The Westside Gazette

HOPE Fair Housing Center files housing discrimination lawsuit

HOPE President and CEO Keenya Robertson

HOPE Fair Housing Center files housing discrimination lawsuit

By Derek Joy

      The Design Place Apartments in the Sabal Palm development bordering the city of Miami’s Mid Town area is being sued in Federal Court by the HOPE Fair Housing Center, Inc., for alleged housing discrimination.

    Matthew Tisdale, a HOPE investigator acting as a tester, uncovered the discrepancies that led to the discrimination lawsuit.

    “One of our programs is testing. It‘s done on an ongoing basis,” said HOPE President and CEO Keenya Robertson, while noting HOPE is an acronym for housing opportunities project for excellence, which was founded in 1988.

     “Our mission is to fight housing discrimination in Broward and Miami Dade Counties and ensure housing opportunities throughout Florida. The name lets you know why we are here.”

    Hence, HOPE, acting on that mission dispatched a Black American tester and a White tester to act as apartment rental applicants to Design Place Apartments, located at 5175 N.E. Third Ct.

    Once called Sabal Palms Apartments, segregation was the practice until the 1970’s when people of color began to avail themselves to the benefits of integrated housing opportunities, the 500 unit; gated Design Place Apartments finds itself mired as defendants in a housing discrimination lawsuit in Federal Court.

    So, what exactly happened to spawn a housing discrimination lawsuit in 2012?

    “This all goes back to the Civil Rights Era,” Robertson said. “When African American applicants went they were told there were no vacancies. And they were quoted rental prices of $100 a month more than White applicants. White applicants were told were immediate vacancies.

     “That’s the basis of our law-suit. We haven’t seen one like this in a minute,” added Robertson.  “Most cases in the last five or six years have been family with children discrimination.”

    Ah, but this one, according to Robertson, is back to the Civil Rights Era in which people of color were routinely denied housing solely on the basis of race. 

    Black American applicants allegedly were quoted a higher rental price than Whites.  They were also allegedly discouraged by being told no immediate vacancies existed, while Whites were allegedly offered immediate vacancies.

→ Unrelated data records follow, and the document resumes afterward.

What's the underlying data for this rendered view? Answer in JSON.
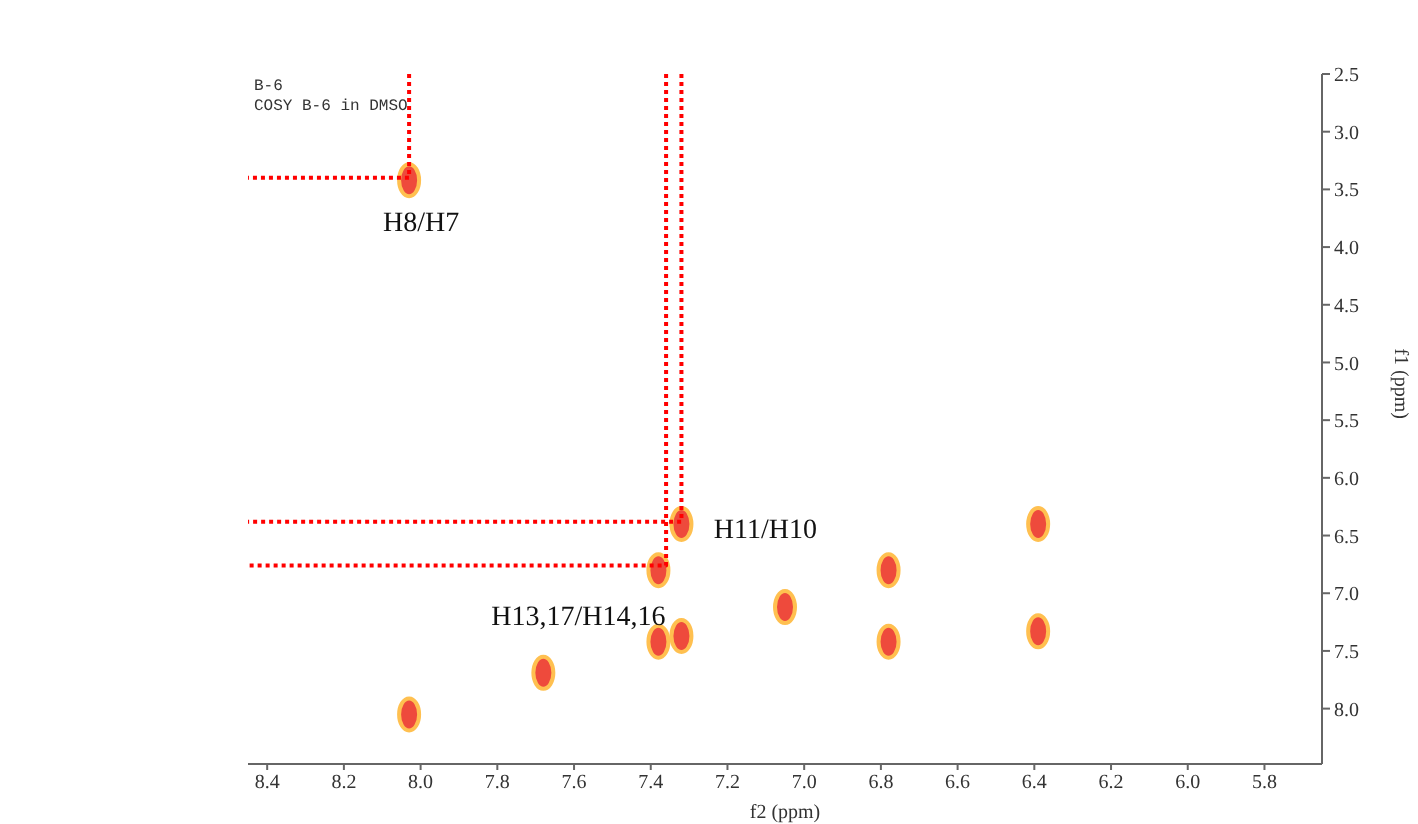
{
  "chart_data": [
    {
      "type": "scatter",
      "xlabel": "f2 (ppm)",
      "ylabel": "f1 (ppm)",
      "xlim": [
        8.45,
        5.65
      ],
      "ylim": [
        8.48,
        2.5
      ],
      "xticks": [
        8.4,
        8.2,
        {
          "value": 8,
          "label": "8.0"
        },
        7.8,
        7.6,
        7.4,
        7.2,
        {
          "value": 7,
          "label": "7.0"
        },
        6.8,
        6.6,
        6.4,
        6.2,
        {
          "value": 6,
          "label": "6.0"
        },
        5.8
      ],
      "yticks": [
        2.5,
        {
          "value": 3,
          "label": "3.0"
        },
        3.5,
        {
          "value": 4,
          "label": "4.0"
        },
        4.5,
        {
          "value": 5,
          "label": "5.0"
        },
        5.5,
        {
          "value": 6,
          "label": "6.0"
        },
        6.5,
        {
          "value": 7,
          "label": "7.0"
        },
        7.5,
        {
          "value": 8,
          "label": "8.0"
        }
      ],
      "annotations": [
        "B-6",
        "COSY B-6 in DMSO",
        {
          "text": "H8/H7",
          "x": 8.03,
          "y": 3.42
        },
        {
          "text": "H11/H10",
          "x": 7.32,
          "y": 6.4
        },
        {
          "text": "H13,17/H14,16",
          "x": 7.38,
          "y": 6.8
        }
      ],
      "series": [
        {
          "type": "scatter",
          "marker": "circle",
          "color": "#ee4a3c",
          "x": [
            8.03,
            7.32,
            7.38,
            7.05,
            7.38,
            7.32,
            7.68,
            8.03,
            6.78,
            6.78,
            6.39,
            6.39
          ],
          "values": [
            3.42,
            6.4,
            6.8,
            7.12,
            7.42,
            7.37,
            7.69,
            8.05,
            6.8,
            7.42,
            6.4,
            7.33
          ]
        },
        {
          "type": "line",
          "marker": "none",
          "line_style": "dotted",
          "color": "#ff0000",
          "x": [
            8.03,
            8.03,
            8.45
          ],
          "values": [
            2.5,
            3.4,
            3.4
          ]
        },
        {
          "type": "line",
          "marker": "none",
          "line_style": "dotted",
          "color": "#ff0000",
          "x": [
            7.32,
            7.32,
            8.45
          ],
          "values": [
            2.5,
            6.38,
            6.38
          ]
        },
        {
          "type": "line",
          "marker": "none",
          "line_style": "dotted",
          "color": "#ff0000",
          "x": [
            7.36,
            7.36,
            8.45
          ],
          "values": [
            2.5,
            6.76,
            6.76
          ]
        }
      ]
    }
  ]
}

    “It’s amazing that people are still doing that in 2012, and it continues,” Robertson sighed.  “As we earned more wealth find doors are still slammed in our faces.”

     Ironically, housing discrimination has taken a different twist. It is fast becoming trend in Miami Dade County in public housing, where Hispanics, and some Whites, are given preference in what used to be solely inhabited by Black Americans.

    Within the inner city, in such places as Liberty City, Brownsville and Overtown, public housing, including Section 8, see more Hispanics and Whites are gaining access to the disadvantage of people of color.

    Black American applicants are given various seemingly in-valid reasons, or stretched interpretations of the law, for the denials and delays that really border on housing discrimination.

    However, the Design Place Apartments is not a HUD or public housing project.  It is owned by George Pesonui and SPV Realty. So HOPE Fair Housing Center, Inc. is seeking to redress the alleged violations without monetary gains to any individual.

    “We want a change in policy so this doesn’t happen again. We want the current managers and staff who did this to fired, and we want those (Design Place Apartments) to market in the African American Community,” said Robertson.

    “Everybody in their rental brochure is White.  Market these units to the community it represents. We’re such a multi-cultural community. We want these apartments open to everybody.”